Thank you so much Shaheda. So the lecture is on Friday 16 July from 5-7 pm CST. And the writing workshop is on Saturday from 12-3. They may have called both of these events by the same name. Yes, drop Michael a note for clarity and I will love having you at both of them if you can attend.
Now, to The Human Stain. Sandy and I watched it yesterday afternoon and were mesmerized from the initial car crashing into the frozen lake to the last scene. We agreed it was one of the most profound film experiences we have ever had. Magnificent. To be honest, it will take another viewing to grasp it further. The truth of the plot unfolds so beautifully and brings past and present realities of Coleman Silk into a coherent whole. Hopkins and Kidman together were over powering for us.

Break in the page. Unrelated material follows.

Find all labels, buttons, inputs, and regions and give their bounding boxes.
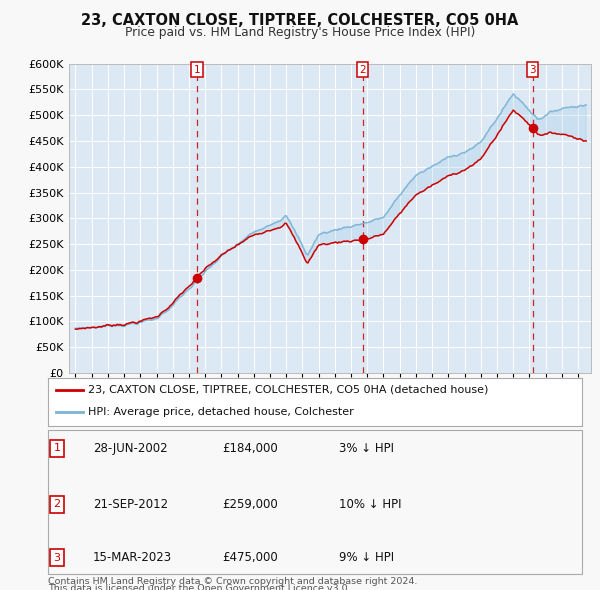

So, what is that human stain that is an archetypal stain, one that we all have. Is it original sin in a new format, a mark that we are all flawed, or a secret that we each live out in our own way, or a shame that we must suffer, i.e. bear up under? Is it also a place of strength as well as where we are most vulnerable, where we need the love of another to survive it? And then do we need a witness, like Nathan, to see the story and have the imaginative courage to give it shape and purpose?
How loving Kidman’s character–Faunia, I found it from your posting above–gives him a new life, the one he lost when his girlfriend he takes home with him and who sees Coleman’s mother as black and she collapses under the weight of this realization of difference, in 1944. Sandy and I were both so affected by this primal plot of identity, cultural taboos, prejudices, hurts, absence of courage, as when no one comes to his defense over his using the word “spook” to mean invisibles in class and who lament, as the one black professor did at Coleman’s funeral. And is this where we are today with the fictions perpetrated in our country and will years from now people step forward and say they should have spoken up?
Both Sandy and I thank you for the recommendation. We will watch it again, for its nuances are profound. Much gratitude Shaheda. Let me know what you would like to add to the conversation. We see in this film how myths can harden into intolerant world views that allow nothing to disrupt it in. All because of a fiction perpetrated against an entire peoples–Jewish and African American, and then the ex-husband, Ed Harris, who is a loose shard traumatized by war that has lost touch with the real and is still in Vietnam. The layers are so numerous, as you know.
And your point above when Coleman as a young man checks the box of acceptance–white–and becomes a slave at that moment. His mother says something to that effect–you think or act like a slave. She is brilliant in her perceptions.
OK, have to stop. As you see, your recommendation turned us upside down!